Black swan

Darren Aronofsky has made another divisive film; in fact I feel a little divided on it myself. It’s expertly-made and you never know where it will go but you want to scrub the unpleasantness from you brain as soon as you leave the theater. Natalie Portman plays Nina, an dedicated ballerina with a controlling stage-mother (Barbara Hershey), deformed, swollen toes, and fingernails hanging by a thread from so much nervous (and possibly involuntary) back-scratching. If the pressure wasn’t enough to send Nina into an emotional breakdown before, it will after Thomas Leroy (Vincent Cassell, spewing firey intensity) casts her in his retelling of “Swan Lake.”
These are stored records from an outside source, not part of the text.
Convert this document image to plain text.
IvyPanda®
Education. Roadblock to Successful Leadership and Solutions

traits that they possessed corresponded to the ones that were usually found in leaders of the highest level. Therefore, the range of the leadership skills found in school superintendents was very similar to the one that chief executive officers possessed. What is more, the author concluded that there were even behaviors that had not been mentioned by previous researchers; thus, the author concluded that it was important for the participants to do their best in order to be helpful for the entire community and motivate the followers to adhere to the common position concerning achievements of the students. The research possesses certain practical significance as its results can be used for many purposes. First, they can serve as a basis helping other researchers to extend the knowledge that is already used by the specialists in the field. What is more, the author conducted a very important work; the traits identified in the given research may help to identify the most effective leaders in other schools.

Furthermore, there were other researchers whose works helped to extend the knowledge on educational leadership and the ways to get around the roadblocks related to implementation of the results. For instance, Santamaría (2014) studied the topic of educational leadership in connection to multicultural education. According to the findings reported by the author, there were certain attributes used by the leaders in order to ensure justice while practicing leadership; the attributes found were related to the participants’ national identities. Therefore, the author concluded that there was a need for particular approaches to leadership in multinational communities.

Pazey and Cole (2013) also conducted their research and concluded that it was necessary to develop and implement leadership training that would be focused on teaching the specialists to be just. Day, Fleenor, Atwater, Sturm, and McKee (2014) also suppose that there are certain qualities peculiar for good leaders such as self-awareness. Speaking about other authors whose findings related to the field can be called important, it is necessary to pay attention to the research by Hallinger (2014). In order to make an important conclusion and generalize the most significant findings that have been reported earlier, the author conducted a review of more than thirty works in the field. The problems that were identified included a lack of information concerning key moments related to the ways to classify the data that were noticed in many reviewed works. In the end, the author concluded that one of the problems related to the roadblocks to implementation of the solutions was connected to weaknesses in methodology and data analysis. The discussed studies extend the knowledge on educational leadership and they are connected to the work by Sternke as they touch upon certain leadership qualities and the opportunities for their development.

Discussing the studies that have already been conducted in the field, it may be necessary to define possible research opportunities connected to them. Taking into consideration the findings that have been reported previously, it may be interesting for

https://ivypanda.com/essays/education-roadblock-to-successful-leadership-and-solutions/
The child-like and virginal girl has the white swan down but it’s her transformation into the seductive and treacherous black swan that Leroy chides her into striving for, and Aronofsky makes her efforts to go to that place both uncomfortable and disturbing. Portman really sells everything here, making Nina a timid and on-edge innocent who falls into this black hole of horror and paranoia, assuming her understudy (a sexy-as-always Mila Kunis) is trying to knock her off. Aronofsky also points out that dancers don’t have a long shelf life, as evidenced by the extremely sad Winona Ryder character, Beth, an over-the-hill ballerina who sees no more use for life and has a bizarre scene later on with a nail file. Having this knowledge only furthers Nina’s descent into madness.

Aronofsky’s film is suspenseful, bleak, and completely depressing, the dread, gruesomeness, and insanity of it at times so heavy-handed that it’s sometimes laughable, buts it’s also original and has this tragic mastery that can’t be denied. It’s nothing I would call a great film (others might disagree) but it succeeds in being hauntingly told. And I give it credit for that.